Introduction and Objectives
While a number of transvaginal hysteropexy techniques have been described over the years, the sacrospinous hysteropexy is the best studied technique and the literature reports favorable data regarding anatomic and functional outcomes. The sacrospinous hysteropexy is also a timely technique in an era of increasing interest in uterine preservation. Women who choose to forego a hysterectomy and elect a transvaginal repair benefit from decreased operative times and decreased morbidity in the form of less blood loss and reduced risk of lower genitourinary tract injury. Uterine sparing procedures do require careful patient selection. Specifically, women with a history of post-menopausal bleeding, endometrial hyperplasia and cervical dysplasia may not be appropriate candidates.

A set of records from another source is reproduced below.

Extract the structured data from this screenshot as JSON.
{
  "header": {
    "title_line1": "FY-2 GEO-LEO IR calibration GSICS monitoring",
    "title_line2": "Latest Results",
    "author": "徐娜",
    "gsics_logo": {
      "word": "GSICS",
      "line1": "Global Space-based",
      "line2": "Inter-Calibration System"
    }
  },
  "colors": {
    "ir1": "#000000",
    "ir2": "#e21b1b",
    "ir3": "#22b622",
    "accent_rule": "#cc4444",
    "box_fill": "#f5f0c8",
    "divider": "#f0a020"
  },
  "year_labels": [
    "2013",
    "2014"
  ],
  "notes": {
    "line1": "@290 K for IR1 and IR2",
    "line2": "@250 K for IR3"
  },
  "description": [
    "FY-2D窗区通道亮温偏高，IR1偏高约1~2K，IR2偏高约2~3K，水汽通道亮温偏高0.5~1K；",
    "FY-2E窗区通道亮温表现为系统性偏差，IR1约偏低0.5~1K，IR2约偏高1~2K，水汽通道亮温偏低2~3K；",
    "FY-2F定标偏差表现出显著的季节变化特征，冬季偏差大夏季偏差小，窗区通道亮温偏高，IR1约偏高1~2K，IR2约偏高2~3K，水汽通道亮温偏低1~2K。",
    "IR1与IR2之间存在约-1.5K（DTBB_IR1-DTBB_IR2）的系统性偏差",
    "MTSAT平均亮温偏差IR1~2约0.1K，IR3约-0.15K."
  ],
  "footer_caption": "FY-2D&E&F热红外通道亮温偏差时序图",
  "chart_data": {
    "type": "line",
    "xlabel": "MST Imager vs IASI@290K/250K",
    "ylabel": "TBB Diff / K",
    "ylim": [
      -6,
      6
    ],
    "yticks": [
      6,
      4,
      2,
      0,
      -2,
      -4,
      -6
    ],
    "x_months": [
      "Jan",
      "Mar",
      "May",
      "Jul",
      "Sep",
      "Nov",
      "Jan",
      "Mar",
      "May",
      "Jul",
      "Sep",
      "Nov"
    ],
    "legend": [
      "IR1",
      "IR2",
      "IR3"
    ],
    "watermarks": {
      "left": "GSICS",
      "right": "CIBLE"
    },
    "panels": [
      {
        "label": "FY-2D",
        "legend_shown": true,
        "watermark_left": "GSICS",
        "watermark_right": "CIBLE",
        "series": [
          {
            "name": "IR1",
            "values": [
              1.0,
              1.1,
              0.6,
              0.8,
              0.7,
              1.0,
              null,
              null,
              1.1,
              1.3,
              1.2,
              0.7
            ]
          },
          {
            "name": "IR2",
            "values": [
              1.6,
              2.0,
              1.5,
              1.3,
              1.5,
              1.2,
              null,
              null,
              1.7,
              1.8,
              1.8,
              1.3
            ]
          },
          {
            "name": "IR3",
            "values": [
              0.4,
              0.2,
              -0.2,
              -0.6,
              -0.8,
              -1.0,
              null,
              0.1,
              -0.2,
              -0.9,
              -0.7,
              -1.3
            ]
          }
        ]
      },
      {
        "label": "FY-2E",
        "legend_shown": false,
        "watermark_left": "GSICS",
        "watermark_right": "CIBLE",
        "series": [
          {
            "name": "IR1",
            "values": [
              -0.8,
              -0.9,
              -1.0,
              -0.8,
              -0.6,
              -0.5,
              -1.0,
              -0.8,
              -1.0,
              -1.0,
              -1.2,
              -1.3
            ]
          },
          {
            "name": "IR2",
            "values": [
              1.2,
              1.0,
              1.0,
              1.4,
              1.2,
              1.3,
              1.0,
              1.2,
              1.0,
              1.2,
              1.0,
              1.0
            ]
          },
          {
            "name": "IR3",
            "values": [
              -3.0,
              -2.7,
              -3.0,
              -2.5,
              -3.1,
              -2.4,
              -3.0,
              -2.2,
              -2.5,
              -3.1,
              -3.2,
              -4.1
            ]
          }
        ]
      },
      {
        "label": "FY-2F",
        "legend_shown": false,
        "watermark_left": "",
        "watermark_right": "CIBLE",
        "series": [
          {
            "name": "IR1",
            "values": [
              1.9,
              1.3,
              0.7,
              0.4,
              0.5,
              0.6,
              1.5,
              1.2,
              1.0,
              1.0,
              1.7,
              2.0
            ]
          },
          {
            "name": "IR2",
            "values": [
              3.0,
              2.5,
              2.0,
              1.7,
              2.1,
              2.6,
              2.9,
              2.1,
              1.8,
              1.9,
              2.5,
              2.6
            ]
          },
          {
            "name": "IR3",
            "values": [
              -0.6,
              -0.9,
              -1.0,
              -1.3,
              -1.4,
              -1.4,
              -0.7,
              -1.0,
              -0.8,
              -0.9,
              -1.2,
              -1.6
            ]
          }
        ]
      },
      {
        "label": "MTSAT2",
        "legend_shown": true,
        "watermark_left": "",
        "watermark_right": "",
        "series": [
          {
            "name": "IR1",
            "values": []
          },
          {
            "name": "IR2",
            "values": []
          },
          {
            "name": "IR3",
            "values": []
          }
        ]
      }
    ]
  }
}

The featured patient is a 73 year old woman with symptomatic pelvic organ prolapse. Her physical exam revealed anterior predominant stage III pelvic organ prolapse. On exam with valsalva, her anterior vaginal wall extended 3cm beyond the hymen and her cervix was at the level of the hymen. She was not noted to have significant posterior compartment prolapse. She wishes to resume sexual activity after prolapse repair and to preserve her uterus. After counseling, she elected to undergo a transvaginal sacrospinous hysteropexy, anterior repair with mesh, given her high stage cystocele, and a retropubic midurethral sling.

The procedure was completed with minimal blood loss and a total operative time of less than 90 minutes, including the anterior repair and the midurethral sling. The patient was successfully discharged home on postoperative day #1.

In conclusion, a properly performed sacrospinous hysteropexy provides excellent apical and cervical support and obviates the need for any significant use of mesh. The transvaginal procedure provides a proven method for the management of vaginal vault suspension in women who prefer a uterine sparing technique. The extraperitoneal approach and preservation of the uterus leads to reduced morbidity, and provides an attractive option for both the patient and the surgeon well versed in transvaginal surgery.